Gedanken-Tüdelüt (35): Über den Untergang von Serien | Kolumne | Was is hier eigentlich los? | wihel.de
© bigstockphoto.com / stefanocapra

Gestern Abend lief im Fernsehen irgendwo ein Werbespot, der das Ende von DVB-T mal wieder ankündigte. Kein neues Thema, dafür aber durchaus ein ärgerliches, wenn man sich nur mal anschaut, wie viele Geräte man dadurch ersetzen müsste. Bei uns im Haushalt wären es theoretisch schon zwei, wenn es dazu auch noch neue Antennen braucht, sogar 4.

Ließ uns dennoch nicht in Panik ausbrechen, denn die Momente, in denen wir wirklich noch lineares Fernsehen schauen, kann man mittlerweile an einer, wenn nicht sogar an einer halben Hand abzählen. Dank Netflix und Co. bestimmen wir unser Fernsehprogramm einfach selbst – notfalls auch einfach durch die zahlreichen Mediatheken, die es mittlerweile gibt – die Möglichkeiten als Fernsehnutzer sind ja mittlerweile sehr vielfältig, man ist einfach nicht mehr abhängig von dem Mist, den irgendwelche Programmleiter einem vorsetzen.

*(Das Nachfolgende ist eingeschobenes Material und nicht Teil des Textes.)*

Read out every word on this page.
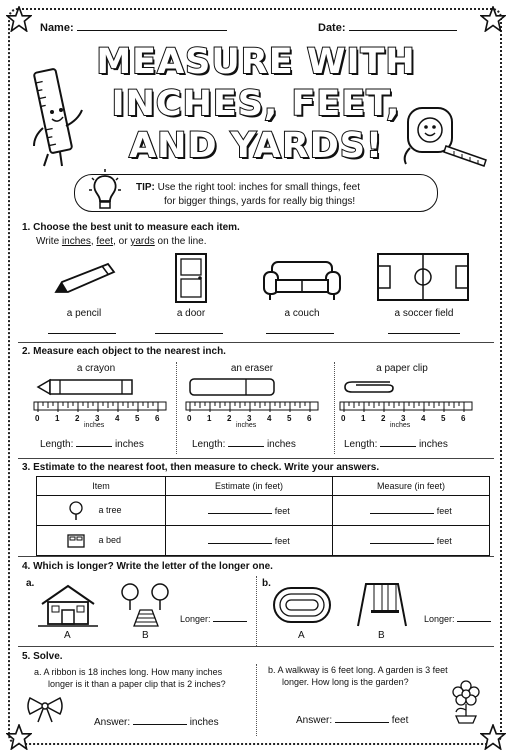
Name:	Date:
MEASURE WITH
INCHES, FEET,
AND YARDS!
TIP: Use the right tool: inches for small things, feet
for bigger things, yards for really big things!
1. Choose the best unit to measure each item.
Write inches, feet, or yards on the line.
a pencil	a door	a couch	a soccer field
2. Measure each object to the nearest inch.
a crayon	an eraser	a paper clip
0 1 2 3 4 5 6	0 1 2 3 4 5 6	0 1 2 3 4 5 6
inches	inches	inches
Length:	inches	Length:	inches	Length:	inches
3. Estimate to the nearest foot, then measure to check. Write your answers.
Item	Estimate (in feet)	Measure (in feet)
a tree	feet	feet
a bed	feet	feet
4. Which is longer? Write the letter of the longer one.
a.	b.
A	B
Longer:
A	B
Longer:
5. Solve.
a. A ribbon is 18 inches long. How many inches
longer is it than a paper clip that is 2 inches?
b. A walkway is 6 feet long. A garden is 3 feet
longer. How long is the garden?
Answer:	inches	Answer:	feet
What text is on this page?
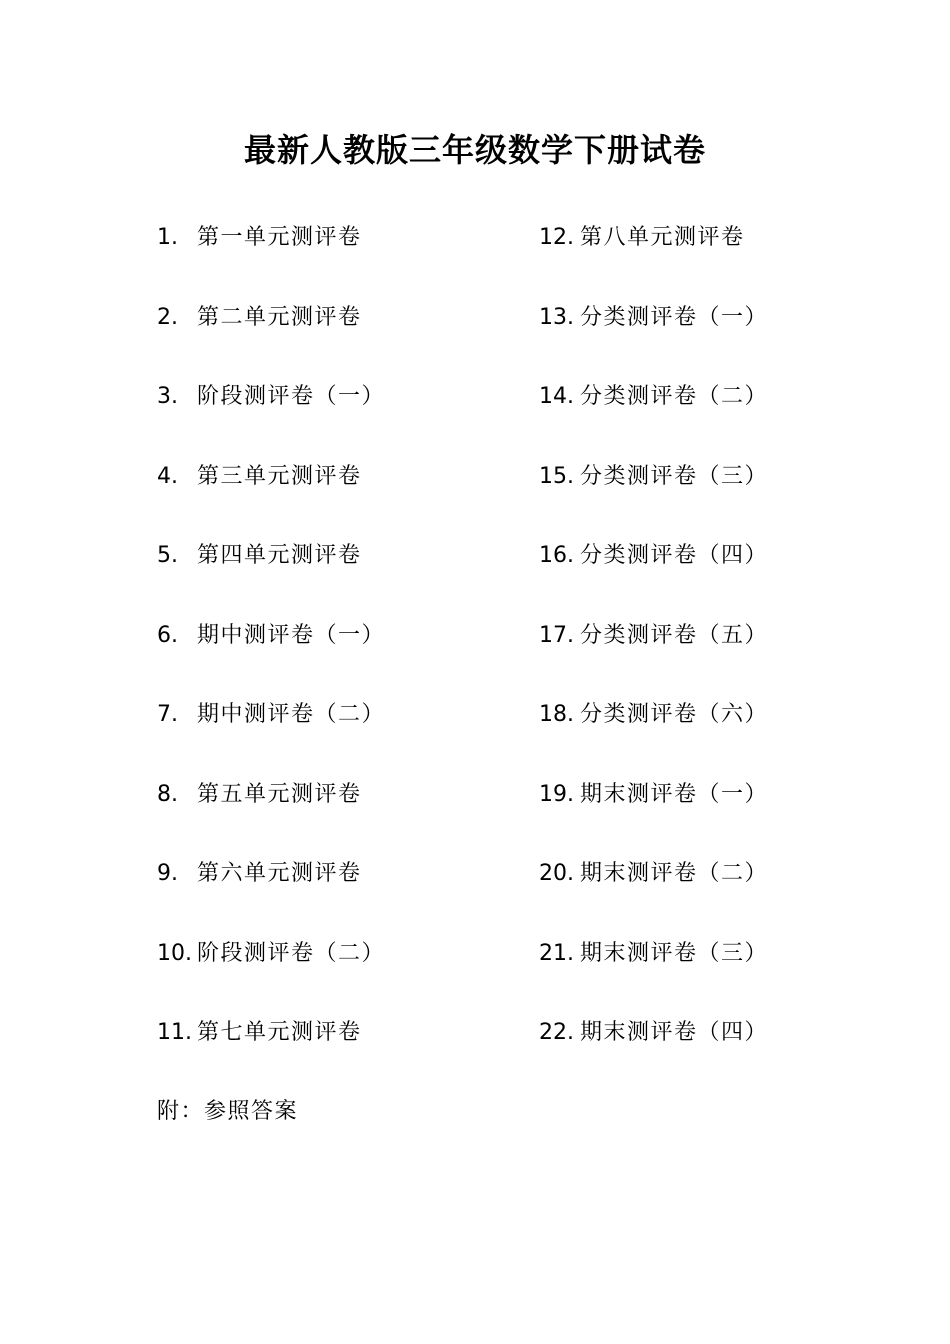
最新人教版三年级数学下册试卷
1. 第一单元测评卷
2. 第二单元测评卷
3. 阶段测评卷（一）
4. 第三单元测评卷
5. 第四单元测评卷
6. 期中测评卷（一）
7. 期中测评卷（二）
8. 第五单元测评卷
9. 第六单元测评卷
10. 阶段测评卷（二）
11. 第七单元测评卷
12. 第八单元测评卷
13. 分类测评卷（一）
14. 分类测评卷（二）
15. 分类测评卷（三）
16. 分类测评卷（四）
17. 分类测评卷（五）
18. 分类测评卷（六）
19. 期末测评卷（一）
20. 期末测评卷（二）
21. 期末测评卷（三）
22. 期末测评卷（四）
附：参照答案
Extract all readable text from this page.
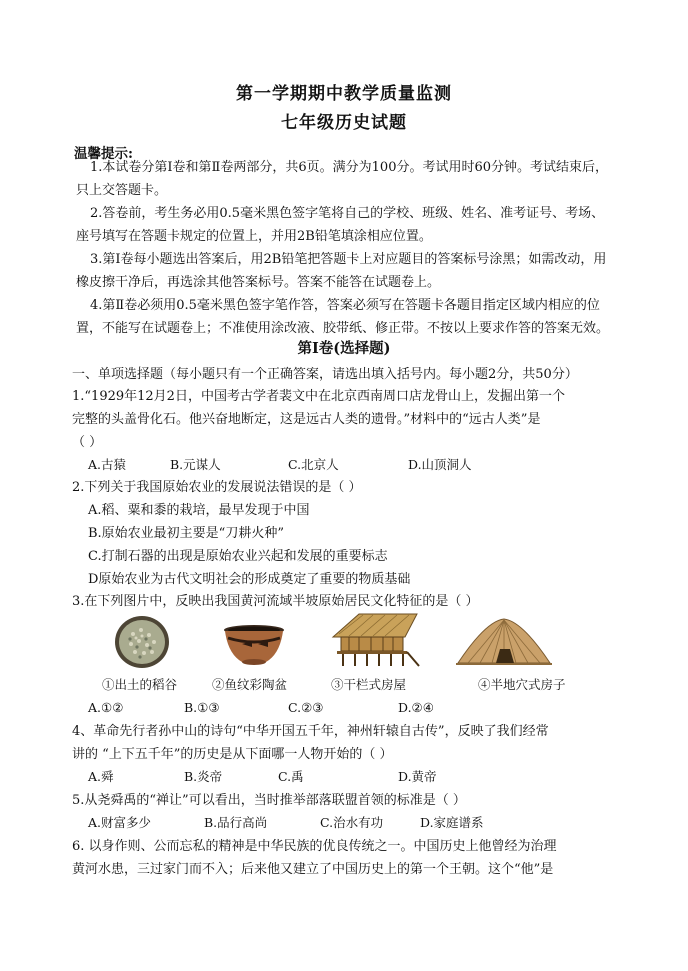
第一学期期中教学质量监测
七年级历史试题
温馨提示:
1.本试卷分第Ⅰ卷和第Ⅱ卷两部分，共6页。满分为100分。考试用时60分钟。考试结束后，只上交答题卡。
2.答卷前，考生务必用0.5毫米黑色签字笔将自己的学校、班级、姓名、准考证号、考场、座号填写在答题卡规定的位置上，并用2B铅笔填涂相应位置。
3.第Ⅰ卷每小题选出答案后，用2B铅笔把答题卡上对应题目的答案标号涂黑；如需改动，用橡皮擦干净后，再选涂其他答案标号。答案不能答在试题卷上。
4.第Ⅱ卷必须用0.5毫米黑色签字笔作答，答案必须写在答题卡各题目指定区域内相应的位置，不能写在试题卷上；不准使用涂改液、胶带纸、修正带。不按以上要求作答的答案无效。
第Ⅰ卷(选择题)
一、单项选择题（每小题只有一个正确答案，请选出填入括号内。每小题2分，共50分）
1.“1929年12月2日，中国考古学者裴文中在北京西南周口店龙骨山上，发掘出第一个
完整的头盖骨化石。他兴奋地断定，这是远古人类的遗骨。”材料中的“远古人类”是
（ ）
A.古猿	B.元谋人	C.北京人	D.山顶洞人
2.下列关于我国原始农业的发展说法错误的是（ ）
A.稻、粟和黍的栽培，最早发现于中国
B.原始农业最初主要是“刀耕火种”
C.打制石器的出现是原始农业兴起和发展的重要标志
D原始农业为古代文明社会的形成奠定了重要的物质基础
3.在下列图片中，反映出我国黄河流域半坡原始居民文化特征的是（ ）
①出土的稻谷	②鱼纹彩陶盆	③干栏式房屋	④半地穴式房子
A.①②	B.①③	C.②③	D.②④
4、革命先行者孙中山的诗句“中华开国五千年，神州轩辕自古传”，反映了我们经常
讲的 “上下五千年”的历史是从下面哪一人物开始的（ ）
A.舜	B.炎帝	C.禹	D.黄帝
5.从尧舜禹的“禅让”可以看出，当时推举部落联盟首领的标准是（ ）
A.财富多少	B.品行高尚	C.治水有功	D.家庭谱系
6. 以身作则、公而忘私的精神是中华民族的优良传统之一。中国历史上他曾经为治理
黄河水患，三过家门而不入；后来他又建立了中国历史上的第一个王朝。这个“他”是
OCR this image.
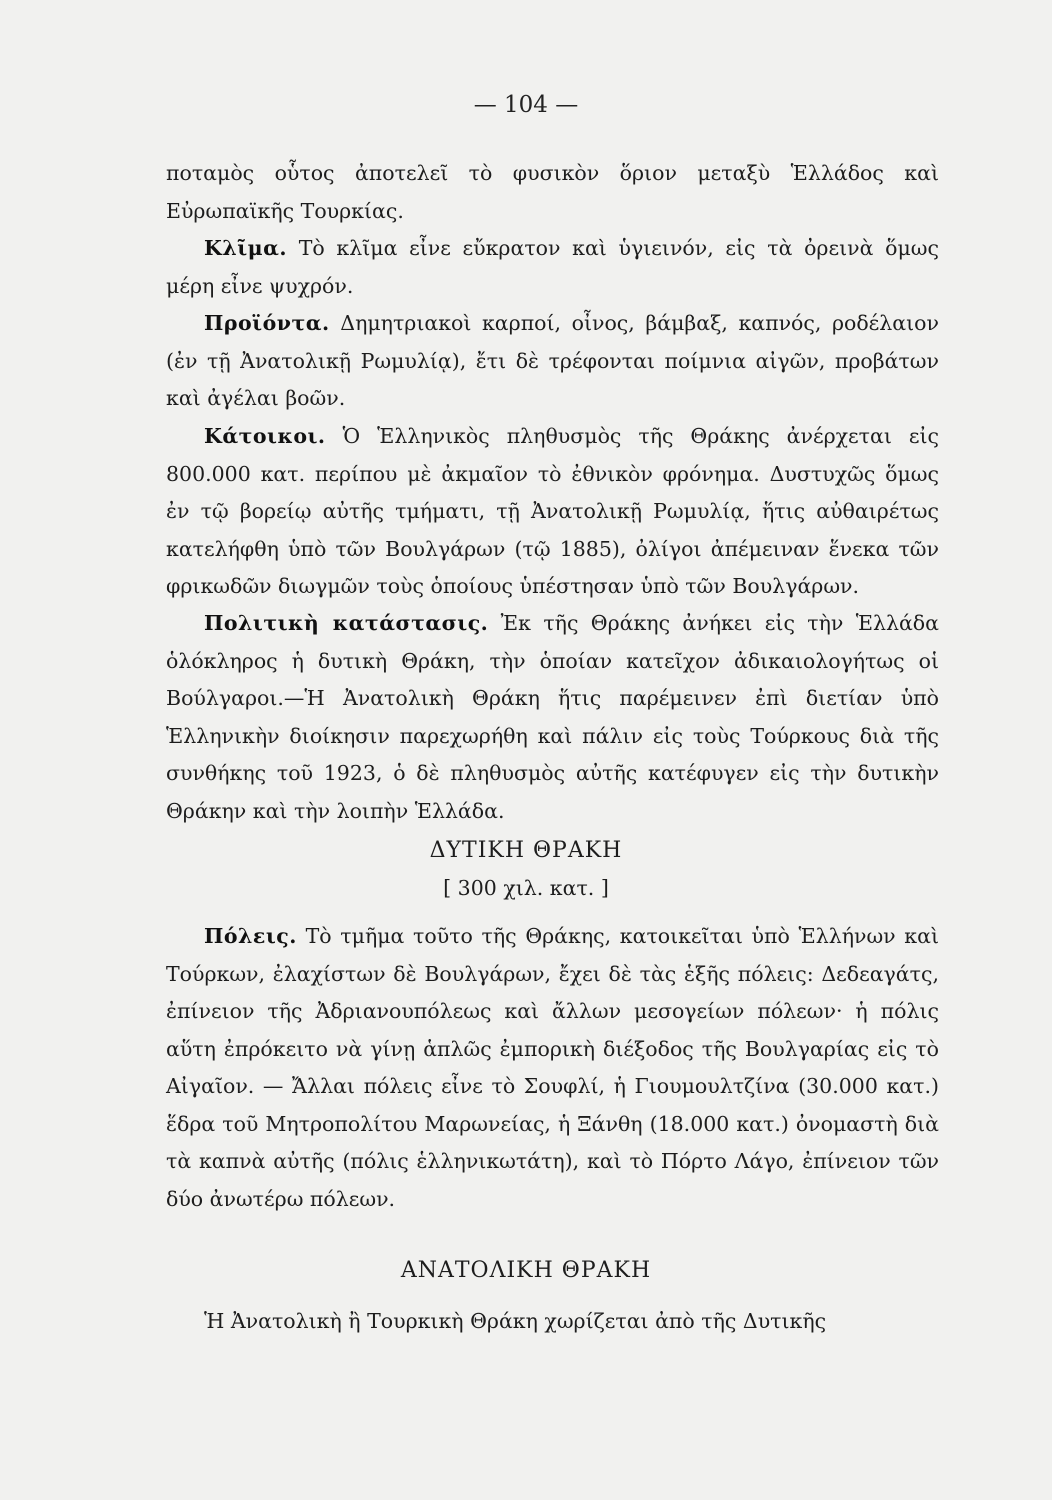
— 104 —

ποταμὸς οὗτος ἀποτελεῖ τὸ φυσικὸν ὅριον μεταξὺ Ἑλλάδος καὶ Εὐρωπαϊκῆς Τουρκίας.

Κλῖμα. Τὸ κλῖμα εἶνε εὔκρατον καὶ ὑγιεινόν, εἰς τὰ ὀρεινὰ ὅμως μέρη εἶνε ψυχρόν.

Προϊόντα. Δημητριακοὶ καρποί, οἶνος, βάμβαξ, καπνός, ροδέλαιον (ἐν τῇ Ἀνατολικῇ Ρωμυλίᾳ), ἔτι δὲ τρέφονται ποίμνια αἰγῶν, προβάτων καὶ ἀγέλαι βοῶν.

Κάτοικοι. Ὁ Ἑλληνικὸς πληθυσμὸς τῆς Θράκης ἀνέρχεται εἰς 800.000 κατ. περίπου μὲ ἀκμαῖον τὸ ἐθνικὸν φρόνημα. Δυστυχῶς ὅμως ἐν τῷ βορείῳ αὐτῆς τμήματι, τῇ Ἀνατολικῇ Ρωμυλίᾳ, ἥτις αὐθαιρέτως κατελήφθη ὑπὸ τῶν Βουλγάρων (τῷ 1885), ὀλίγοι ἀπέμειναν ἕνεκα τῶν φρικωδῶν διωγμῶν τοὺς ὁποίους ὑπέστησαν ὑπὸ τῶν Βουλγάρων.

Πολιτικὴ κατάστασις. Ἐκ τῆς Θράκης ἀνήκει εἰς τὴν Ἑλλάδα ὁλόκληρος ἡ δυτικὴ Θράκη, τὴν ὁποίαν κατεῖχον ἀδικαιολογήτως οἱ Βούλγαροι.—Ἡ Ἀνατολικὴ Θράκη ἥτις παρέμεινεν ἐπὶ διετίαν ὑπὸ Ἑλληνικὴν διοίκησιν παρεχωρήθη καὶ πάλιν εἰς τοὺς Τούρκους διὰ τῆς συνθήκης τοῦ 1923, ὁ δὲ πληθυσμὸς αὐτῆς κατέφυγεν εἰς τὴν δυτικὴν Θράκην καὶ τὴν λοιπὴν Ἑλλάδα.

ΔΥΤΙΚΗ ΘΡΑΚΗ
[ 300 χιλ. κατ. ]

Πόλεις. Τὸ τμῆμα τοῦτο τῆς Θράκης, κατοικεῖται ὑπὸ Ἑλλήνων καὶ Τούρκων, ἐλαχίστων δὲ Βουλγάρων, ἔχει δὲ τὰς ἑξῆς πόλεις: Δεδεαγάτς, ἐπίνειον τῆς Ἀδριανουπόλεως καὶ ἄλλων μεσογείων πόλεων· ἡ πόλις αὕτη ἐπρόκειτο νὰ γίνῃ ἁπλῶς ἐμπορικὴ διέξοδος τῆς Βουλγαρίας εἰς τὸ Αἰγαῖον. — Ἄλλαι πόλεις εἶνε τὸ Σουφλί, ἡ Γιουμουλτζίνα (30.000 κατ.) ἕδρα τοῦ Μητροπολίτου Μαρωνείας, ἡ Ξάνθη (18.000 κατ.) ὀνομαστὴ διὰ τὰ καπνὰ αὐτῆς (πόλις ἑλληνικωτάτη), καὶ τὸ Πόρτο Λάγο, ἐπίνειον τῶν δύο ἀνωτέρω πόλεων.

ΑΝΑΤΟΛΙΚΗ ΘΡΑΚΗ

Ἡ Ἀνατολικὴ ἢ Τουρκικὴ Θράκη χωρίζεται ἀπὸ τῆς Δυτικῆς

Gestern haben wir dann nun die neueste Folge The Walking Dead geschaut und ich muss sagen: wow, das war mal richtig schlecht. Ist die neue Staffel doch dank Negan extrem stark gestartet – auch wenn dieses beklemmende Gefühl, dass man durch ihn bekommt alles andere als geil ist – war das gestern ein unerwarteter Tiefpunkt. Wer Carl und Enid sowieso schon ziemlich überflüssig fand, wird spätestens jetzt über eine Petition nachdenken, die beiden Figuren aus der Serie zu verbannen.

Der entscheidende Satz kam aber dann von Line, die meinte: „Ich weiß nicht, wie lang ich das noch gucken kann, so schlecht ist das“. Harter Tobak, gerade weil The Walking Dead ja tatsächlich mal eine der geilsten Serie überhaupt war. Aber ich muss ihr Recht geben – im Moment weiß man einfach nicht, wo die Serie hin will. Ich hab zwar noch ein ungefähres Gefühl dank der Comics, aber wer wirklich frisch, fromm, fröhlich und frei jede Woche neu in dieses Universum eintaucht – der muss sich mittlerweile sehr hilf- und planlos vorkommen.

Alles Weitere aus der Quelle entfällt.